Ein Jahr DHPG

27. Januar 2009

Mit ihren aktuell 2.000 Studierenden ist die Deutsche Hochschule für Prävention und Gesundheitsmanagement ein Jahr nach der Akkreditierung durch den Wissenschaftsrat fester Bestandteil der Hochschullandschaft im Saarland und – durch ihre bundesweiten Studienzentren – auch darüber hinaus.

Der erste Schritt zur Hochschule war am 25. Januar 2008 geschafft, als die BSA-Private Berufsakademie die institutionelle Akkreditierung zur Hochschule durch den Wissenschaftsrat erreichte. Am 31. März 2008 erhielt die Hochschule die offizielle staatliche Anerkennung durch das Ministerium für Wirtschaft und Wissenschaft. Nach „einem Jahr als Hochschule“ zeigt sich der Präventionsexperte Prof. Dr. Thomas Wessinghage, stellv. Studiengangsleiter und Dozent der Hochschule, zufrieden über die große Nachfrage nach Bachelor- und Master-Studienabschlüssen. Diese hatte Ende Dezember laut Pressedienst des „Statistischen Amt Saarland“ zur Folge, dass die Studierendenzahlen im Saarland um 9,2 Prozent anstiegen, da die Studierenden der neuen Hochschule im Wintersemester 2008 erstmals in die Berechnung miteinbezogenen wurden.

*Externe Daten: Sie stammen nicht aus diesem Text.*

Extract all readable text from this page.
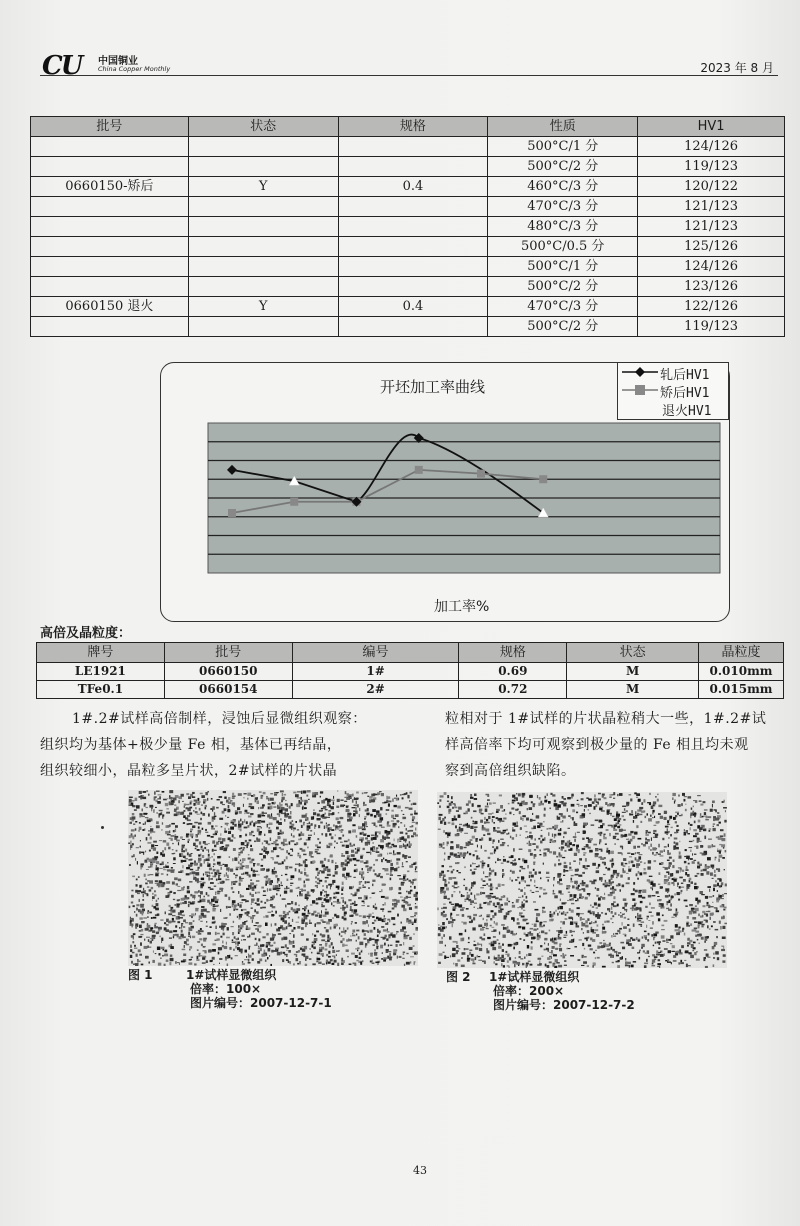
CU 中国铜业
China Copper Monthly	2023 年 8 月
批号	状态	规格	性质	HV1
			500°C/1 分	124/126
			500°C/2 分	119/123
0660150-矫后	Y	0.4	460°C/3 分	120/122
			470°C/3 分	121/123
			480°C/3 分	121/123
			500°C/0.5 分	125/126
			500°C/1 分	124/126
			500°C/2 分	123/126
0660150 退火	Y	0.4	470°C/3 分	122/126
			500°C/2 分	119/123
开坯加工率曲线
加工率%
轧后HV1
矫后HV1
退火HV1
高倍及晶粒度：
牌号	批号	编号	规格	状态	晶粒度
LE1921	0660150	1#	0.69	M	0.010mm
TFe0.1	0660154	2#	0.72	M	0.015mm
1#.2#试样高倍制样，浸蚀后显微组织观察：
组织均为基体+极少量 Fe 相，基体已再结晶，
组织较细小，晶粒多呈片状，2#试样的片状晶
粒相对于 1#试样的片状晶粒稍大一些，1#.2#试
样高倍率下均可观察到极少量的 Fe 相且均未观
察到高倍组织缺陷。
图 1	1#试样显微组织
倍率：100×
图片编号：2007-12-7-1
图 2 1#试样显微组织
倍率：200×
图片编号：2007-12-7-2
43
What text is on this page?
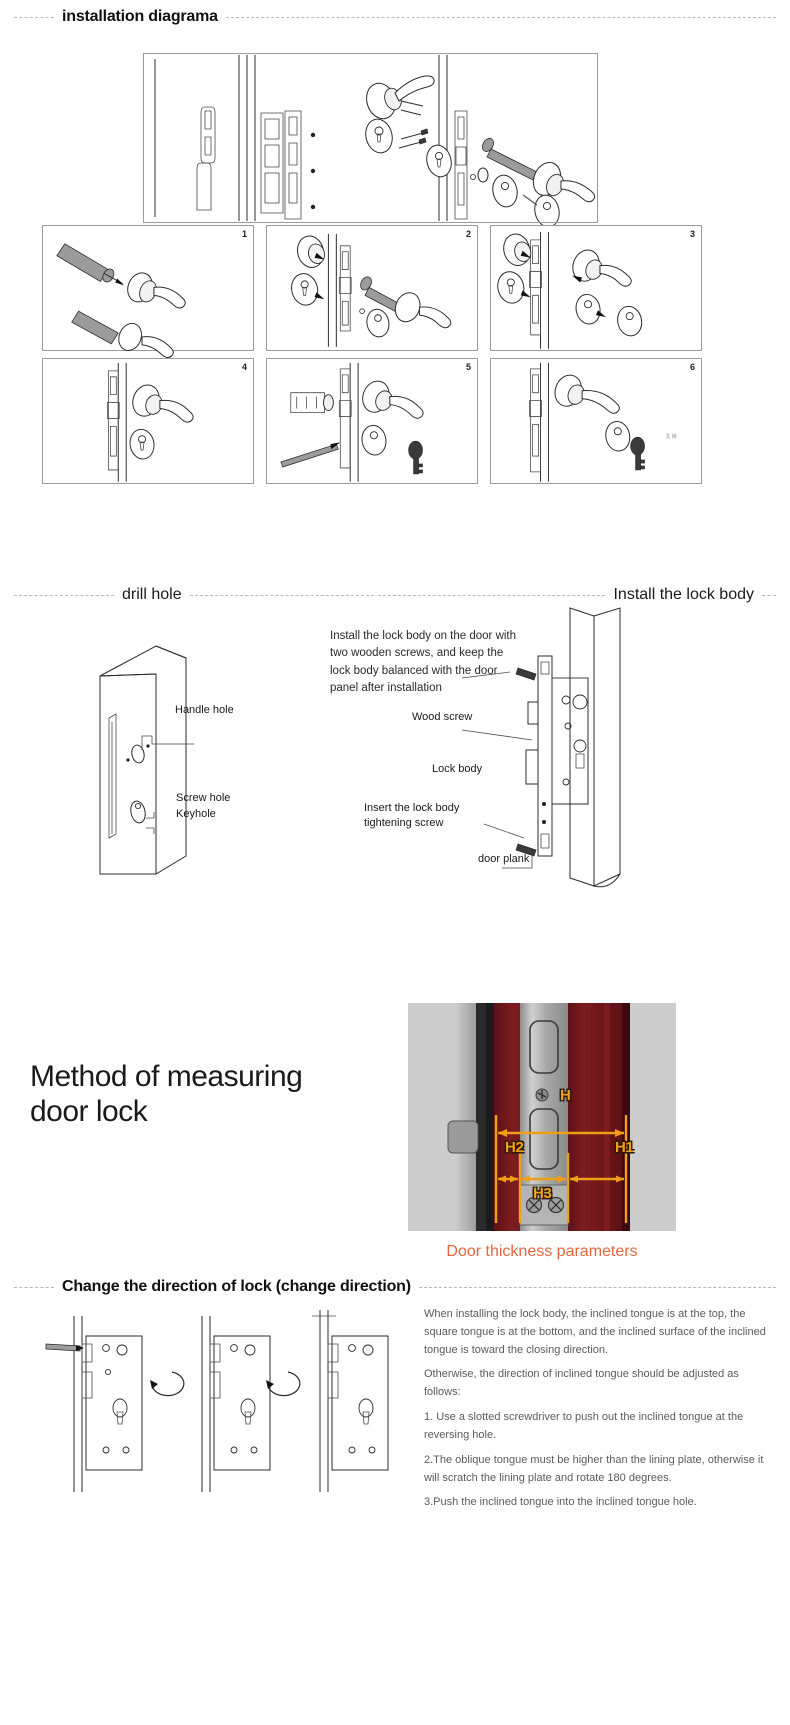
installation diagrama
1	2	3
4	5	6
关 闭
drill hole	Install the lock body
Handle hole
Screw hole
Keyhole
Install the lock body on the door with
two wooden screws, and keep the
lock body balanced with the door
panel after installation
Wood screw
Lock body
Insert the lock body
tightening screw
door plank
Method of measuring
door lock	H
H2	H1
H3
Door thickness parameters
Change the direction of lock (change direction)

When installing the lock body, the inclined tongue is at the top, the square tongue is at the bottom, and the inclined surface of the inclined tongue is toward the closing direction.

Otherwise, the direction of inclined tongue should be adjusted as follows:

1. Use a slotted screwdriver to push out the inclined tongue at the reversing hole.

2.The oblique tongue must be higher than the lining plate, otherwise it will scratch the lining plate and rotate 180 degrees.

3.Push the inclined tongue into the inclined tongue hole.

Ende Januar erhalten die ersten Bachelor-Absolventen, die ihr Studium noch an der Berufsakademie begonnen haben, ihre Abschlussurkunden mit dem Logo der Deutschen Hochschule für Prävention und Gesundheitsmanagement. Die dualen Bachelor-Studiengänge in den Studienrichtungen Fitnessökonomie, Fitnesstraining, Gesundheitsmanagement und Ernährungsberatung verbinden eine betriebliche Ausbildung und ein Fernstudium mit kompakten Präsenzphasen an Studienzentren in Deutschland (bundesweit), Österreich oder der Schweiz. Seit der Akkreditierung zur Hochschule ist der weiterführende Studiengang „Master in Gesundheitsmanagement“ möglich.

Die Deutsche Hochschule für Prävention und Gesundheitsmanagement ist die erste Hochschule in Deutschland, die sich dauerhaft und systematisch mit Lehre und Forschung auf dem Gebiet der Fitness-, Präventions- und Gesundheitsbranche befasst. Folge dieser anwendungsspezifisch orientierten Forschungsarbeit soll ein Akzeptanzgewinn für die gesamte Branche sein.